Every night I sleep in heat as if I’ve gone back into the womb. Nothing hurts, and everything feels good.
But every day, I am born again, and I exit the womb crying, feeling the coldness and the pain that comes with it; the pain of life, the pain of reality. And yet I know I must feel this pain. For I must live. For staying in the womb is not life, it’s avoidance.
Staying in the womb for want of not being hurt, of not losing joy, or of not growing up hard, without laughter, and without love, is very tempting. And yet every day, despite all that, I leave, for the gelid reality.
And every night I do it backwards; I go back to the place where all my dreams are true – my mind, my womb. Back to the place with infinite warmth, comfort, and food. All attained without ever having to lift a finger, the ultimate vacation.

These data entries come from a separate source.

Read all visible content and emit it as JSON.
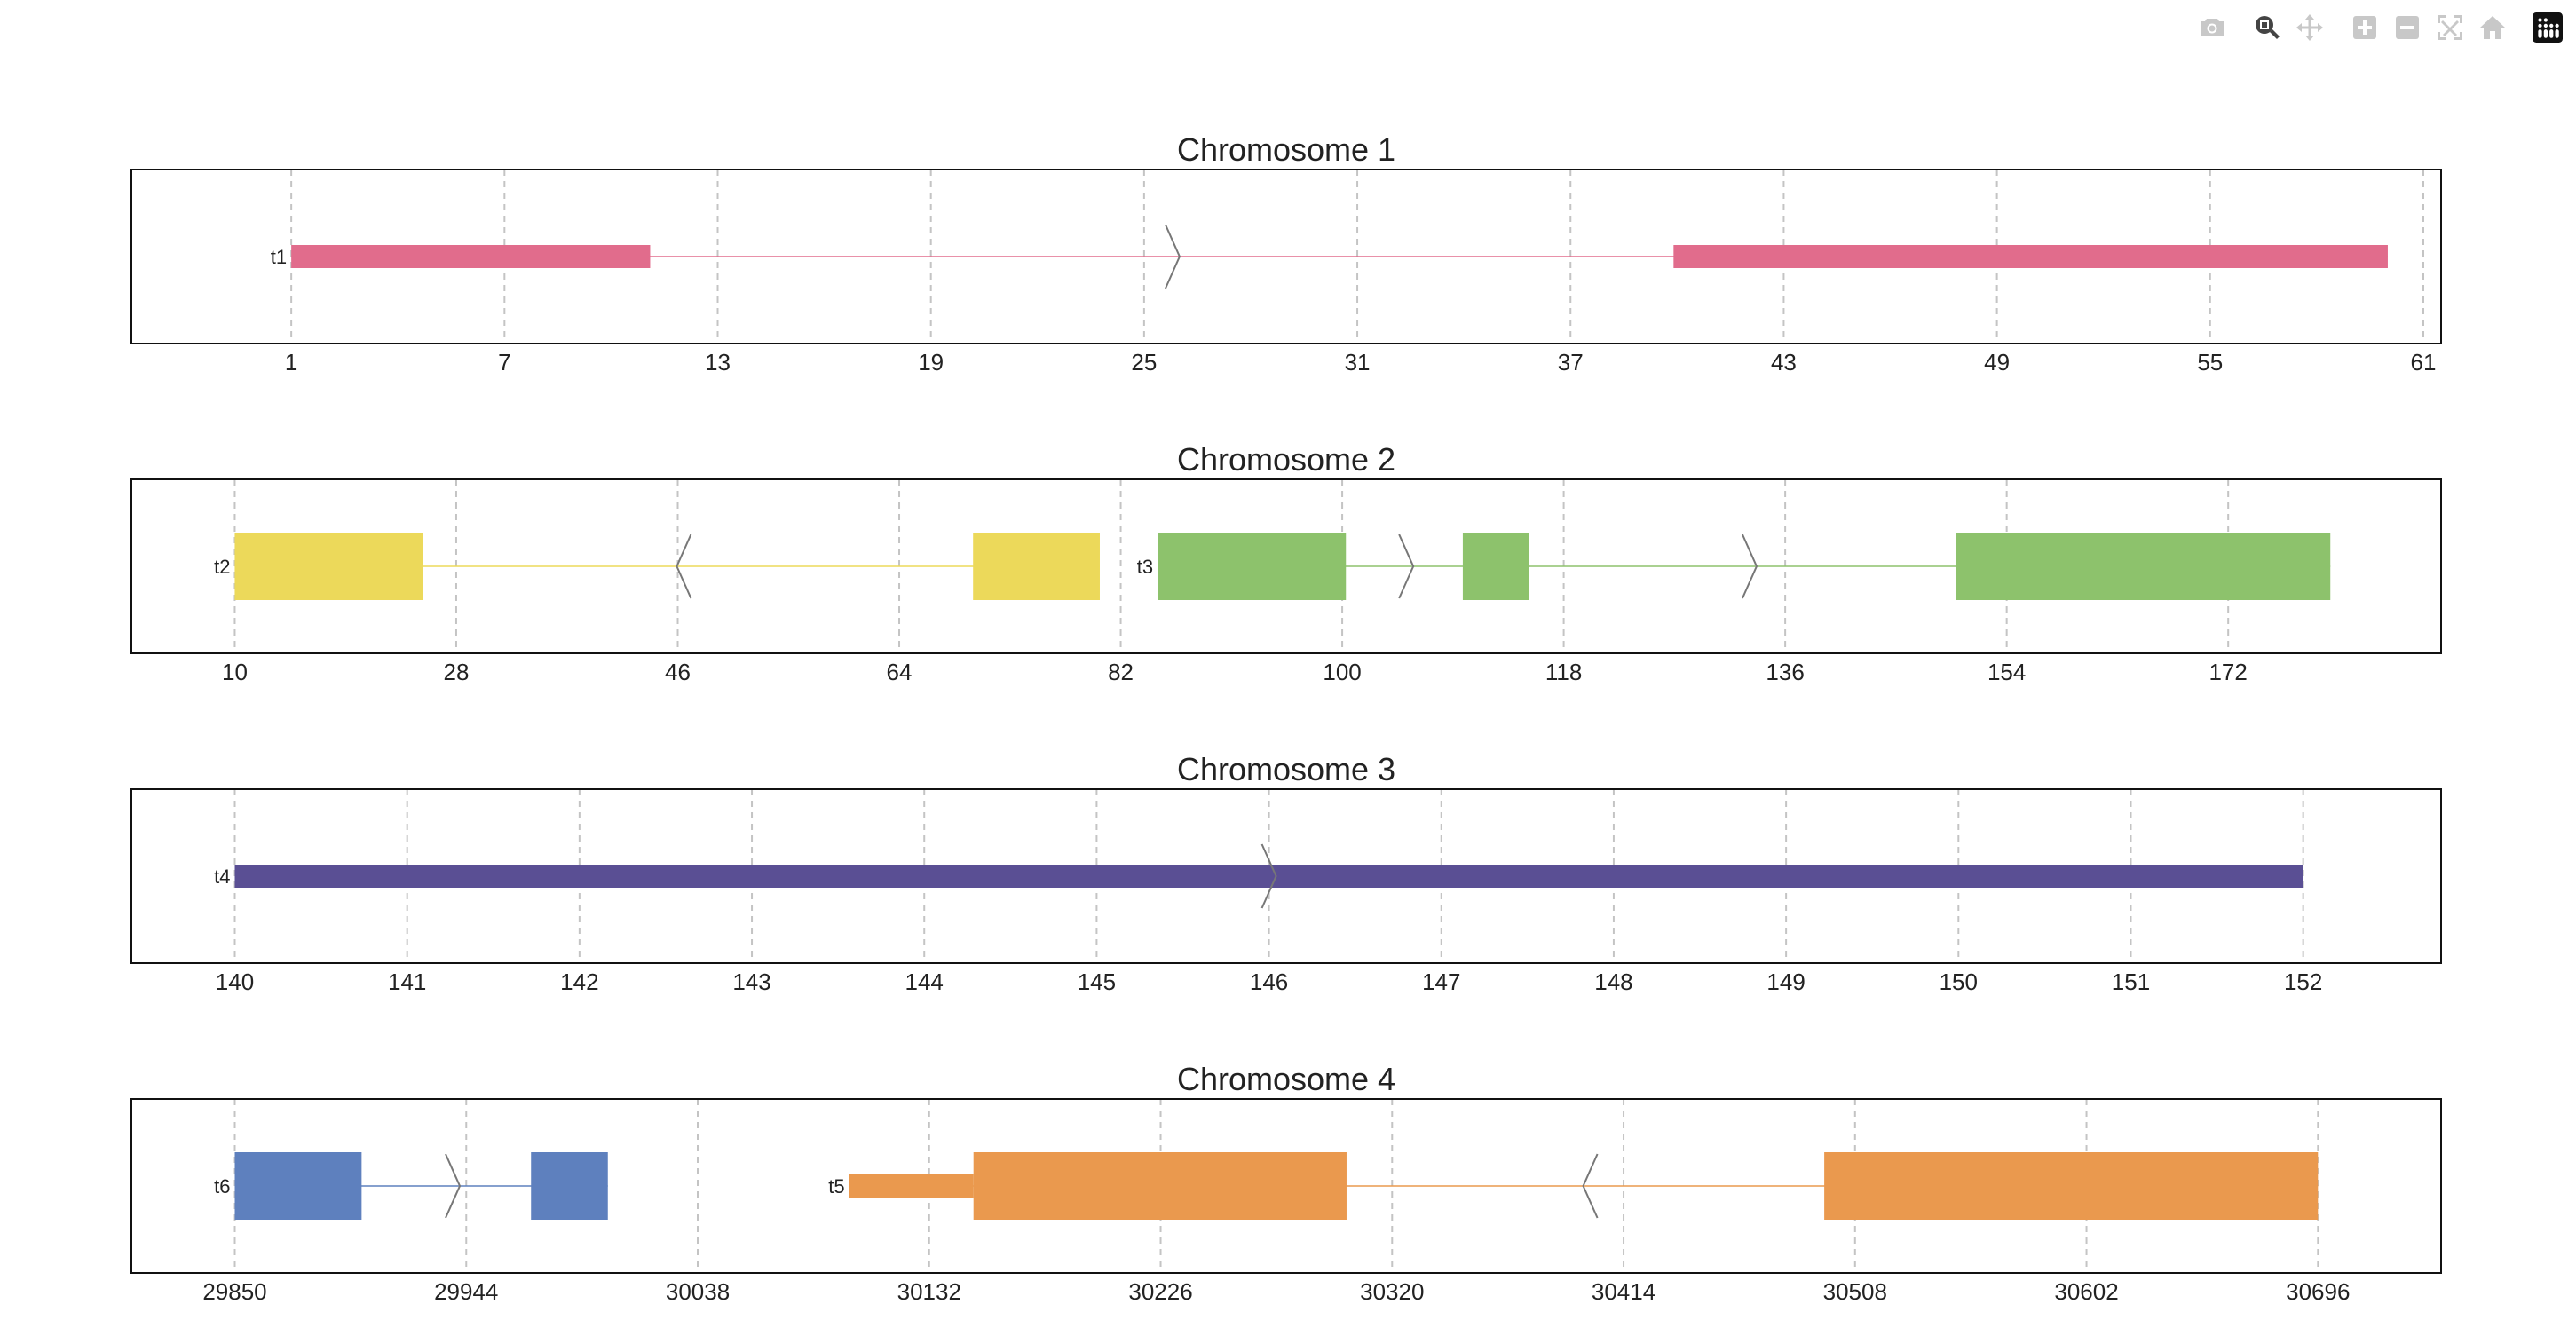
{
  "modebar": {
    "buttons": [
      {
        "name": "camera-icon",
        "title": "Download plot as a png",
        "active": false,
        "group": 1
      },
      {
        "name": "zoom-icon",
        "title": "Zoom",
        "active": true,
        "group": 2
      },
      {
        "name": "pan-icon",
        "title": "Pan",
        "active": false,
        "group": 2
      },
      {
        "name": "zoom-in-icon",
        "title": "Zoom in",
        "active": false,
        "group": 3
      },
      {
        "name": "zoom-out-icon",
        "title": "Zoom out",
        "active": false,
        "group": 3
      },
      {
        "name": "autoscale-icon",
        "title": "Autoscale",
        "active": false,
        "group": 3
      },
      {
        "name": "reset-axes-icon",
        "title": "Reset axes",
        "active": false,
        "group": 3
      },
      {
        "name": "plotly-logo-icon",
        "title": "Produced with Plotly",
        "active": false,
        "group": 4
      }
    ]
  },
  "chart_data": [
    {
      "type": "gene-track",
      "title": "Chromosome 1",
      "xlim": [
        -3.5,
        61.5
      ],
      "xticks": [
        1,
        7,
        13,
        19,
        25,
        31,
        37,
        43,
        49,
        55,
        61
      ],
      "grid": true,
      "transcripts": [
        {
          "name": "t1",
          "color": "#e16c8c",
          "strand": "+",
          "start": 1,
          "end": 60,
          "exons": [
            {
              "start": 1,
              "end": 11.1,
              "height": "half"
            },
            {
              "start": 39.9,
              "end": 60,
              "height": "half"
            }
          ],
          "arrows": [
            25.8
          ]
        }
      ]
    },
    {
      "type": "gene-track",
      "title": "Chromosome 2",
      "xlim": [
        1.6,
        189.3
      ],
      "xticks": [
        10,
        28,
        46,
        64,
        82,
        100,
        118,
        136,
        154,
        172
      ],
      "grid": true,
      "transcripts": [
        {
          "name": "t2",
          "color": "#ecd95a",
          "strand": "-",
          "start": 10,
          "end": 80.3,
          "exons": [
            {
              "start": 10,
              "end": 25.3,
              "height": "full"
            },
            {
              "start": 70,
              "end": 80.3,
              "height": "full"
            }
          ],
          "arrows": [
            46.5
          ]
        },
        {
          "name": "t3",
          "color": "#8dc26c",
          "strand": "+",
          "start": 85,
          "end": 180.3,
          "exons": [
            {
              "start": 85,
              "end": 100.3,
              "height": "full"
            },
            {
              "start": 109.8,
              "end": 115.2,
              "height": "full"
            },
            {
              "start": 149.9,
              "end": 180.3,
              "height": "full"
            }
          ],
          "arrows": [
            105.2,
            133.1
          ]
        }
      ]
    },
    {
      "type": "gene-track",
      "title": "Chromosome 3",
      "xlim": [
        139.4,
        152.8
      ],
      "xticks": [
        140,
        141,
        142,
        143,
        144,
        145,
        146,
        147,
        148,
        149,
        150,
        151,
        152
      ],
      "grid": true,
      "transcripts": [
        {
          "name": "t4",
          "color": "#5a4f94",
          "strand": "+",
          "start": 140,
          "end": 152,
          "exons": [
            {
              "start": 140,
              "end": 152,
              "height": "half"
            }
          ],
          "arrows": [
            146
          ]
        }
      ]
    },
    {
      "type": "gene-track",
      "title": "Chromosome 4",
      "xlim": [
        29808,
        30746
      ],
      "xticks": [
        29850,
        29944,
        30038,
        30132,
        30226,
        30320,
        30414,
        30508,
        30602,
        30696
      ],
      "grid": true,
      "transcripts": [
        {
          "name": "t6",
          "color": "#5e80be",
          "strand": "+",
          "start": 29850,
          "end": 30001.5,
          "exons": [
            {
              "start": 29850,
              "end": 29901.5,
              "height": "full"
            },
            {
              "start": 29970.3,
              "end": 30001.5,
              "height": "full"
            }
          ],
          "arrows": [
            29938.5
          ]
        },
        {
          "name": "t5",
          "color": "#ea994e",
          "strand": "-",
          "start": 30099.5,
          "end": 30696,
          "exons": [
            {
              "start": 30099.5,
              "end": 30150,
              "height": "half"
            },
            {
              "start": 30150,
              "end": 30301.5,
              "height": "full"
            },
            {
              "start": 30495.5,
              "end": 30696,
              "height": "full"
            }
          ],
          "arrows": [
            30400.5
          ]
        }
      ]
    }
  ]
}
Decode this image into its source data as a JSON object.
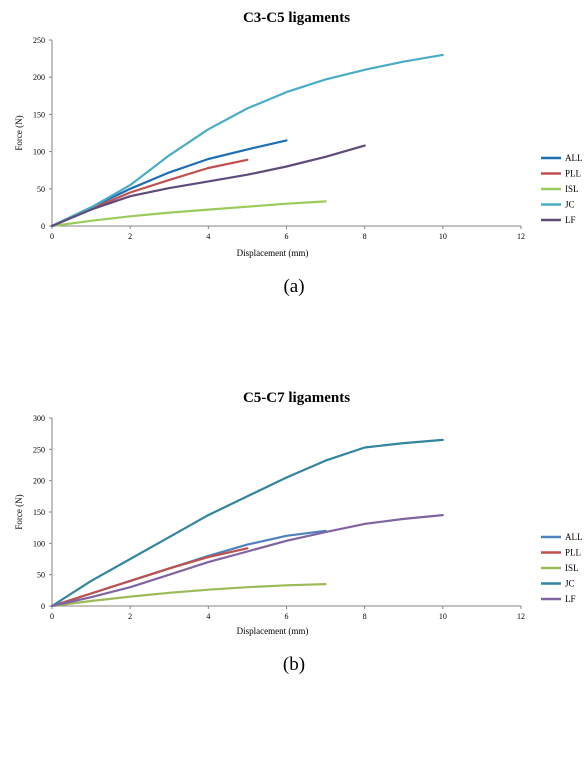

All renounced in the morning, for a world which hates, which pummels, and which freezes to death. Freezes with it’s unkindness, it’s shunning, and it’s underlying cruelty. All forms of unhurried torture that make one forget the warmth of the womb too soon. Yet all making you remember it the more, for yearning of it. The only thing holding you together being the realization that hypothermic is not something you want to be.
The only thing holding you together being the daily routine; walking forward towards the cold, doing it backwards to the warmth, doing it again tomorrow, and through it all desperately hoping that the temperature change doesn’t break you.